“As” often links two statements that embody a comparison. A common example follows the structure, “I am as intelligent as you”. This form has begun to invade a completely different construction, of the type, “Much as I should like to come, I’m afraid I am otherwise engaged.”

Now, the first “as” from the other idiom can be found in sentences that do not require it: “As painful as the David Blaine endurance ordeal must be for him …”  (Daily Telegraph leader, 15 September 2003). Until recently the sentence would probably have run “Painful as the David Blaine endurance ordeal must be …”. 

“To begin with, as hard as it may be for a supermarket-jaded city dweller to believe, ‘stone age’ hunter-gatherers are erudite botanists …” (Stephen Pinker, The Language Instinct, 1994, Penguin ed. p. 421). Pinker writes well, if colloquially, and only irritates when deploying obvious Americanisms (like “around and around”). I am fairly sure that the redundant usage comes from America, where confusion between constructions is commonplace. Odd, though, that it has established itself, like a Japanese weed, so rapidly in our higher journalism.

But this construction appears to have evolved in the nineteenth century. I find an example of “as … as” in this sense dating from 1740: “As high as my expectation was raised, I confess, the magnificence of the city infinitely surpasses it” (Thomas Gray writing to his mother from Rome, 2 April 1740). And John Wesley’s Dictionary (1753) has a preliminary “Note to the reader” that begins: “As incredible as it may appear, I must avow, that this dictionary is not published to get money …”. I would maintain that during most of the 19th and 20th centuries, there were two distinct constructions, used in different contexts. [Pinker himself discounts the authority of 18th-century usage when a more modern one has become established; see Modern Malapropisms: uninterested/disinterested, below.] 
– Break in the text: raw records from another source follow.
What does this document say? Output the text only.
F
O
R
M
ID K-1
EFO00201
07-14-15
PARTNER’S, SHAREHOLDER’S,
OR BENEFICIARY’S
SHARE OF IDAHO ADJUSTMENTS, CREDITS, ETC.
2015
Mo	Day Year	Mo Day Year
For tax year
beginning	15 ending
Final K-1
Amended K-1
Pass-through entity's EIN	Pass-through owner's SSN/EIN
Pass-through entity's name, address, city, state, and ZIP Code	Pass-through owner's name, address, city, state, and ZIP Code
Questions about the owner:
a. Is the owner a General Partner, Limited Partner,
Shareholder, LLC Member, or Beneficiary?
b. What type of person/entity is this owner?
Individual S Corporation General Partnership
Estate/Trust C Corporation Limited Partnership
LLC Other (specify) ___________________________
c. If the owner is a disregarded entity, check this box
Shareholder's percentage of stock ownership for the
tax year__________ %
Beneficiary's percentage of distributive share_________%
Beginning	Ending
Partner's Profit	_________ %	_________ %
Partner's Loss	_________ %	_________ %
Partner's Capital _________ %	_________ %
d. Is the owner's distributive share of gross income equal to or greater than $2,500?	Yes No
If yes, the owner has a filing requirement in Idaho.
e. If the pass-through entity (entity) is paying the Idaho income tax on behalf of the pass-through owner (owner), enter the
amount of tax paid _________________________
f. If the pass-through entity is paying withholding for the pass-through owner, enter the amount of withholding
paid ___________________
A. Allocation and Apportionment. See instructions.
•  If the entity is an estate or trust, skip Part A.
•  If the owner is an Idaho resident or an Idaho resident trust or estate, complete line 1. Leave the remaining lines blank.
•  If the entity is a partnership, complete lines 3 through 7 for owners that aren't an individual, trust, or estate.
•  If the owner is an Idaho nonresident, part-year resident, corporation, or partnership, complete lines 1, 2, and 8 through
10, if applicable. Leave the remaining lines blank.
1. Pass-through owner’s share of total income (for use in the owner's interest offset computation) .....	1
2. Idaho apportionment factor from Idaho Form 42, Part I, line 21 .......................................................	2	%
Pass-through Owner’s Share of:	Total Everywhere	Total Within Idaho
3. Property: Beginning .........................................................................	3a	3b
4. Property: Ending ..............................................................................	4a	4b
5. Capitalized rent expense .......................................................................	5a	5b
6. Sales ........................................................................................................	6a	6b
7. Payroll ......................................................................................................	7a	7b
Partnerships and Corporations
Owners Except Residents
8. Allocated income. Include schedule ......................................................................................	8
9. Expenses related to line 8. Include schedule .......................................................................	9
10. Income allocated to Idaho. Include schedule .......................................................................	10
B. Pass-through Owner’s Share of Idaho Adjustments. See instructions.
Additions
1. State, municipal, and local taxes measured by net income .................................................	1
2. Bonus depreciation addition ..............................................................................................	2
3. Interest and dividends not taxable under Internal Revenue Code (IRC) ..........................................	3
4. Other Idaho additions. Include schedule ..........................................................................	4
Nevertheless, I find the following sentence more confusing than it would have been without the first “as”: “The real problem is not rebel judges – as liberal as many of them undoubtedly are – but judges sticking too faithfully to flawed ministerial instruction.” (Spectator, 17 June 2006). 

“Mind Your Language”, Spectator, 2 December 2006, deals with this question, concluding: “I cannot believe our own age is suddenly leaping back to a construction that includes the antecedent as, since it disappeared two and a half centuries ago. I rather think we are seeing today the confused carrying over into the concessive construction [of] the ordinary comparative construction ‘as bright as gold'”. Just as I said.

“As” is involved in another case of redundancy: “Equally as” is often used instead of “as” simply: “Among names for girls, Samantha is equally as common as Sharon.” “Equally” can and should be omitted.